Después de marcar el número de activación gratuita que aparece detrás de la tarjeta telefónica, empiezo llamando a J.B. Jones. Salta un contestador que dice que estoy llamando a Janice y a Bobby. Cuelgo rápido y tacho Jones, J.B. con un lápiz.

Pruebo otro número y me contesta una anciana que está convencida de que soy su nieta. La señora tarda casi cinco minutos en dejarme colgar. Tendría que haber comprado la tarjeta de diez dólares.

El siguiente es Jones, J. D. Sigo los pasos de la tarjeta y marco el número.

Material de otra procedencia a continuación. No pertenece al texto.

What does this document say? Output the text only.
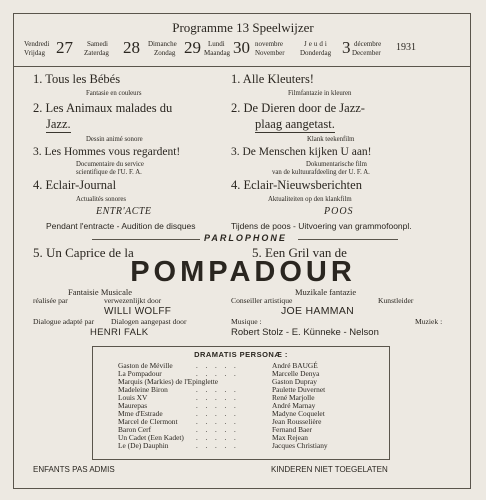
Programme 13 Speelwijzer
Vendredi
Vrijdag 27 Samedi
Zaterdag 28 Dimanche
Zondag 29 Lundi
Maandag 30 novembre
November
Jeudi
Donderdag 3 décembre
December 1931
1. Tous les Bébés
Fantasie en couleurs
2. Les Animaux malades du
Jazz.
Dessin animé sonore
3. Les Hommes vous regardent!
Documentaire du service
scientifique de l'U. F. A.
4. Eclair-Journal
Actualités sonores
1. Alle Kleuters!
Filmfantazie in kleuren
2. De Dieren door de Jazz-
plaag aangetast.
Klank teekenfilm
3. De Menschen kijken U aan!
Dokumentarische film
van de kultuurafdeeling der U. F. A.
4. Eclair-Nieuwsberichten
Aktualiteiten op den klankfilm
ENTR'ACTE	POOS
Pendant l'entracte - Audition de disques	Tijdens de poos - Uitvoering van grammofoonpl.
PARLOPHONE
5. Un Caprice de la	5. Een Gril van de
POMPADOUR
Fantaisie Musicale	Muzikale fantazie
réalisée par	verwezenlijkt door	Conseiller artistique	Kunstleider
WILLI WOLFF	JOE HAMMAN
Dialogue adapté par Dialogen aangepast door	Musique :	Muziek :
HENRI FALK	Robert Stolz - E. Künneke - Nelson
DRAMATIS PERSONÆ :
Gaston de Méville	. . . . .	André BAUGÉ
La Pompadour	. . . . .	Marcelle Denya
Marquis (Markies) de l'Epinglette	Gaston Dupray
Madeleine Biron	. . . . .	Paulette Duvernet
Louis XV	. . . . .	René Marjolle
Maurepas	. . . . .	André Marnay
Mme d'Estrade	. . . . .	Madyne Coquelet
Marcel de Clermont	. . . . .	Jean Rousselière
Baron Cerf	. . . . .	Fernand Baer
Un Cadet (Een Kadet) . . . . .	Max Rejean
Le (De) Dauphin	. . . . .	Jacques Christiany
ENFANTS PAS ADMIS	KINDEREN NIET TOEGELATEN
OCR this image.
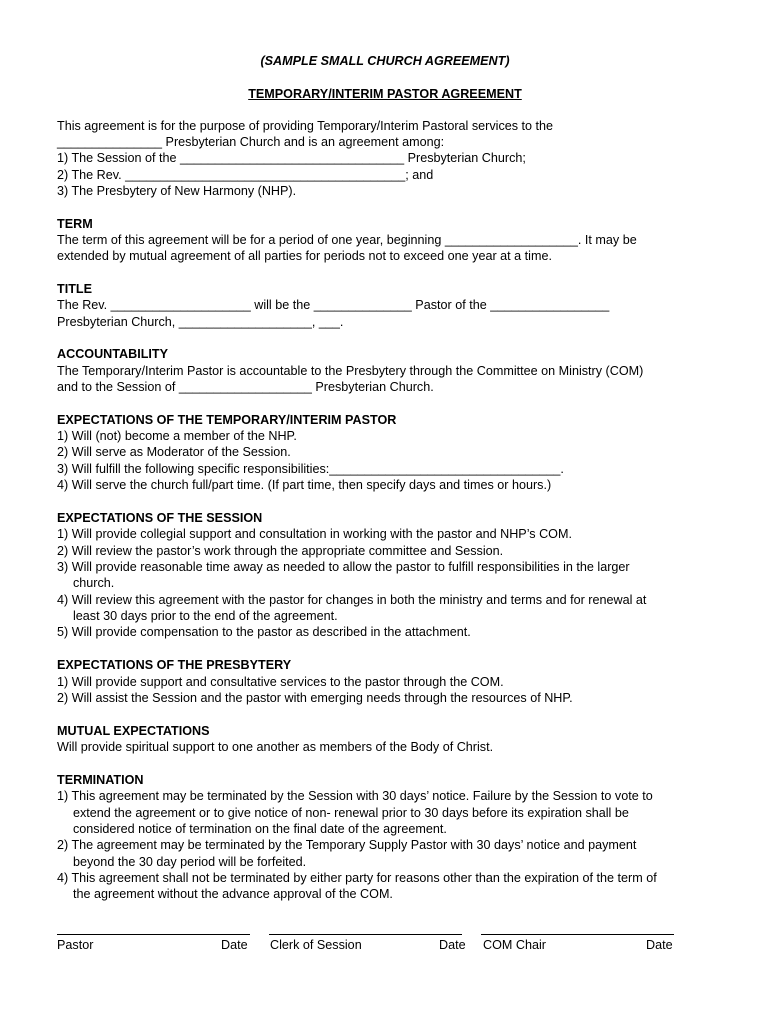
(SAMPLE SMALL CHURCH AGREEMENT)
TEMPORARY/INTERIM PASTOR AGREEMENT
This agreement is for the purpose of providing Temporary/Interim Pastoral services to the
_______________ Presbyterian Church and is an agreement among:
1) The Session of the ________________________________ Presbyterian Church;
2) The Rev. ________________________________________; and
3) The Presbytery of New Harmony (NHP).
TERM
The term of this agreement will be for a period of one year, beginning ___________________. It may be
extended by mutual agreement of all parties for periods not to exceed one year at a time.
TITLE
The Rev. ____________________ will be the ______________ Pastor of the _________________
Presbyterian Church, ___________________, ___.
ACCOUNTABILITY
The Temporary/Interim Pastor is accountable to the Presbytery through the Committee on Ministry (COM)
and to the Session of ___________________ Presbyterian Church.
EXPECTATIONS OF THE TEMPORARY/INTERIM PASTOR
1) Will (not) become a member of the NHP.
2) Will serve as Moderator of the Session.
3) Will fulfill the following specific responsibilities:_________________________________.
4) Will serve the church full/part time. (If part time, then specify days and times or hours.)
EXPECTATIONS OF THE SESSION
1) Will provide collegial support and consultation in working with the pastor and NHP’s COM.
2) Will review the pastor’s work through the appropriate committee and Session.
3) Will provide reasonable time away as needed to allow the pastor to fulfill responsibilities in the larger
church.
4) Will review this agreement with the pastor for changes in both the ministry and terms and for renewal at
least 30 days prior to the end of the agreement.
5) Will provide compensation to the pastor as described in the attachment.
EXPECTATIONS OF THE PRESBYTERY
1) Will provide support and consultative services to the pastor through the COM.
2) Will assist the Session and the pastor with emerging needs through the resources of NHP.
MUTUAL EXPECTATIONS
Will provide spiritual support to one another as members of the Body of Christ.
TERMINATION
1) This agreement may be terminated by the Session with 30 days’ notice. Failure by the Session to vote to
extend the agreement or to give notice of non- renewal prior to 30 days before its expiration shall be
considered notice of termination on the final date of the agreement.
2) The agreement may be terminated by the Temporary Supply Pastor with 30 days’ notice and payment
beyond the 30 day period will be forfeited.
4) This agreement shall not be terminated by either party for reasons other than the expiration of the term of
the agreement without the advance approval of the COM.
Pastor	Date Clerk of Session	Date COM Chair	Date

Contesta una mujer con voz cantarina.

—¿Diga?

—Hola —contesto—. ¿Está Jordan?

—¿Padre o hijo? —pregunta.

Sostengo el teléfono contra el hombro, me seco el sudor de las manos en los pantalones cortos y carraspeo.

—Hijo, por favor.

—Mi sobrino vive ahora con su madre.

«Piensa rápido, Emma».

—Sí, ya lo sé —digo—. No encontraba su número y he pensado que podría ser este.

Se hace un silencio al otro lado de la línea.

—¿Cómo has dicho que te llamas? —pregunta la mujer.

Me planteo inventarme un nombre, pero estoy demasiado nerviosa para eso.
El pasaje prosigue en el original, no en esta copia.